Guerra assimétrica: um lado tem as leis e a Constituição, o outro tem armas
A nota conjunta do presidente Bolsonaro, do vice Mourão e do ministro da Defesa, general Fernando Azevedo e Silva, é uma clara ameaça e está em sintonia com o secretário de Governo da Presidência, general Luiz Eduardo Ramos, que disse à revista Veja que é “ultrajante” falar em golpe militar, para em seguida ressalvar: “Mas não estica a corda”. A frase ficou no ar. Faltou completar: senão…
O que significa “não esticar a corda”? Enquanto a resposta não é clara, soa como advertência a um menino levado, desobediente: “Ou você se comporta, ou vai ficar de castigo, levar uma palmada”. O que nos remete às ameaças de “ruptura” e de AI-5, já alardeados por ninguém menos que o filho do presidente da República, que orna a parede da sala de jantar com a imagem de uma metralhadora.
Nos remete também às “consequências imprevisíveis” citadas pelo general Augusto Heleno contra uma decisão do STF e encampadas pelo general Fernando – que é o primeiro militar a ocupar o Ministério da Defesa e desfilou num helicóptero com Bolsonaro para saudar manifestações contra o Supremo e o Congresso. Outros militares de alta patente prestigiaram atos assim, como o próprio Ramos, que é da ativa. Do alto da rampa do Planalto, mas ele estava lá.
Quanto à nota, Bolsonaro e os dois militares dizem que as Forças Armadas estão sob autoridade suprema do presidente e não cumprem “ordens absurdas, como a tomada de poder”. E ressaltam: “Também não aceitam a tomada de poder por outro poder da República, ao arrepio das leis, ou por conta de julgamentos políticos”. Novamente, faltou: senão…
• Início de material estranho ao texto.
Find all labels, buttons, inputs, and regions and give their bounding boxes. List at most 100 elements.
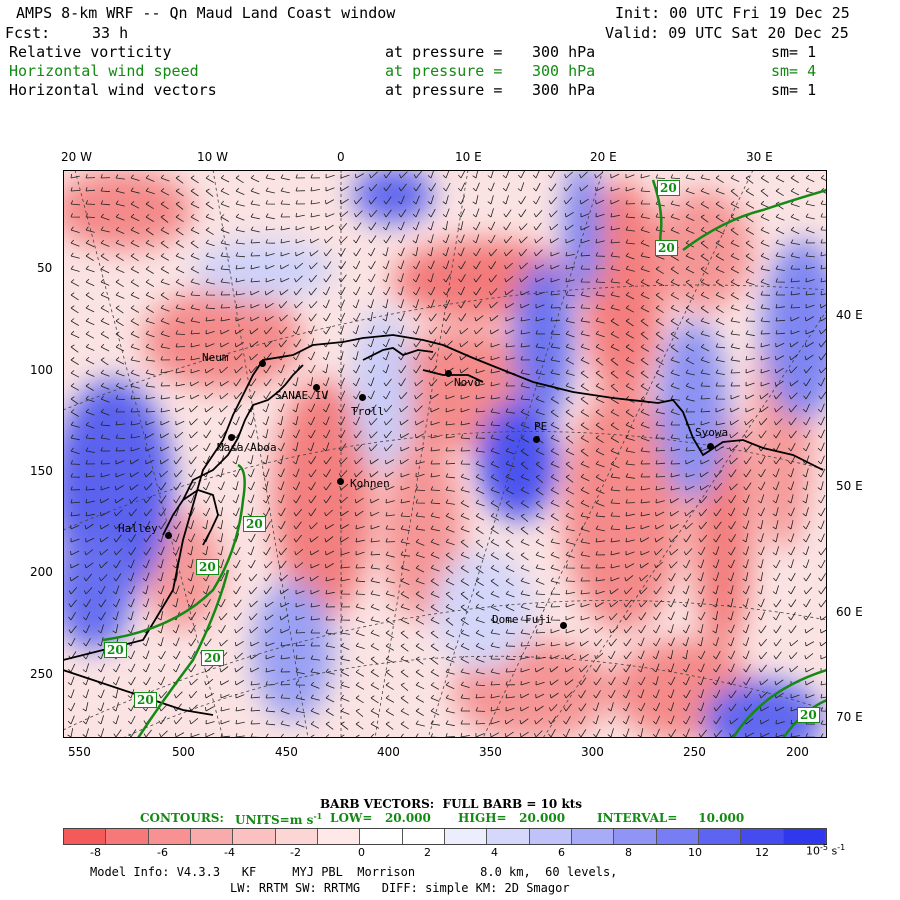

É preciso especificar, ou decifrar, o que significa dizer que as FA “não aceitam” isso ou aquilo. No caso, a tomada do poder pelo Executivo (um auto-golpe) ou por um “outro poder”. E vem o dedo em riste: um outro poder que possa fazer “julgamentos políticos”. Vale para o Judiciário, citado literalmente, já que responsável por julgamentos. E vale para o Congresso, que faz julgamentos legal e legitimamente políticos, como o que sofreu Dilma Rousseff.
Em resumo, portanto, temos que o presidente, o vice e o ministro da Defesa anunciam ao País que não aceitam julgamentos do STF, do TSE e do Congresso. Não por que eventualmente contrariem a Constituição e as leis, mas os que ameacem suas posições e interesses. E isso é álcool na fogueira de manifestações antidemocráticas.
É uma situação delicada, a ser tratada com maturidade institucional e firme consciência democrática, num momento em que o Supremo investiga a acusação do ex-ministro Sérgio Moro de intervenção de Bolsonaro na Polícia Federal, o TSE analisa oito ações contra a chapa Bolsonaro-Mourão, STF e CPMI acumulam dados sobre fake news que podem chegar ao Planalto e, na presidência da Câmara, pousam 30 pedidos de impeachment de Bolsonaro.
Com trocas de informação, pedidos de vista daqui e dali e declarações variadas contra impeachment, as instituições se autodefendem das ameaças de “ruptura” e acumulam arsenal. O TSE deu sinal verde para embolar as investigações sobre fake news num mesmo processo: no TSE, denúncias de uma máquina de robôs para disparar mentiras na campanha de 2018; no STF, a rede de ataques contra ministros, suas famílias e a própria instituição.
Quem ameaçou primeiro, porém, tem armas, arsenal literalmente mais letal. E é aí que essa guerra se torna assimétrica e nos arrepia. De um lado, a democracia, com apoios e uma resistência difusa, mas atuante, na sociedade civil. Do outro, as armas – e não só das FA. Onde Bolsonaro quer chegar? Até onde as nossas Forças Armadas se sujeitam a ir? E qual a força da munição do Supremo, do Congresso e do TSE para resistir?